Helena M. Holocaust testimony (HVT-3170) interviewed by Barbara Engelking-Boni
- Warsaw, Poland : Fortunoff Video Archive for Holocaust Testimonies, 1994
- Interview Date
- July 13, 1994.
- 2 copies: Betacam SP master; and 1/2 in. VHS with time coding.
- Cite As
- Helena M. Holocaust Testimony (HVT-3170). Fortunoff Video Archive for Holocaust Testimonies, Yale University Library.
Videotape testimony of Helena M., who was born in Warsaw, Poland in 1911, the fifth of six children. Ms.
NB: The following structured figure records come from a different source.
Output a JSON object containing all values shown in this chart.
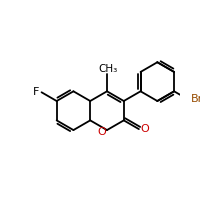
{
  "bg_color": "#ffffff",
  "bond_color": "#000000",
  "bond_lw": 1.3,
  "O_color": "#cc0000",
  "Br_color": "#964B00",
  "F_color": "#000000",
  "figsize": [
    2.0,
    2.0
  ],
  "dpi": 100,
  "xlim": [
    -2.5,
    5.5
  ],
  "ylim": [
    -2.2,
    3.2
  ]
}
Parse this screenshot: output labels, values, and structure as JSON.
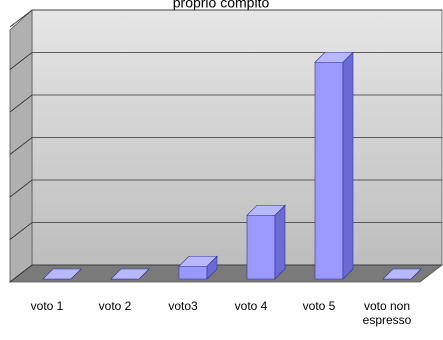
{
  "chart_data": {
    "type": "bar3d",
    "title": "proprio compito",
    "categories": [
      "voto 1",
      "voto 2",
      "voto3",
      "voto 4",
      "voto 5",
      "voto non espresso"
    ],
    "values": [
      0,
      0,
      0.3,
      1.5,
      5.1,
      0
    ],
    "color": "#9999ff",
    "ylim": [
      0,
      6
    ],
    "yticks": [
      0,
      1,
      2,
      3,
      4,
      5,
      6
    ],
    "grid": true
  }
}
M. recalls her large extended and assimilated family's affluence; her father and one brother dying; one sister's emigration to the United States; studying psychology; working in a children's clinic with Adolf Berman; German invasion; ghettoization; working for CENTOS, an agency for orphans, which received funding from the Joint; contacts with Adam Czerniaków; working with Janusz Korczak, Stefania Wilczyńska, and other staff at Korczak's orphanage; deportations beginning in June 1942; observing Korczak accompanying his orphans for deportation; forced labor in a brush factory; providing information to Emanuel Ringelblum for the ghetto archives; meeting Mordecai Anielewicz; escaping with her mother, sister, brother, and his family in March 1943; working for the underground; living under false papers; meetings with Adolf Berman and others in the underground; avoiding exposure with assistance from Joseph Ziemian; assisting other Jews in hiding; moving to Piastów; traveling to Grodzisko as a courier to Yitzhak Zuckerman and Marek Edelman; her mother's death during the 1944 Warsaw Uprising; traveling to Zalesie to join her sister; and providing assistance to hidden Jews in Piastów. Ms. M. provides many details of life in the ghetto and hiding. She discusses Korczak's work and charisma; the loss of most of her family; wanting to survive to "spit on a German," which she did not do when she could have; attributing her survival to luck and having blue eyes; creating an archive in Warsaw for Jewish survivors; and working in children's radio programming.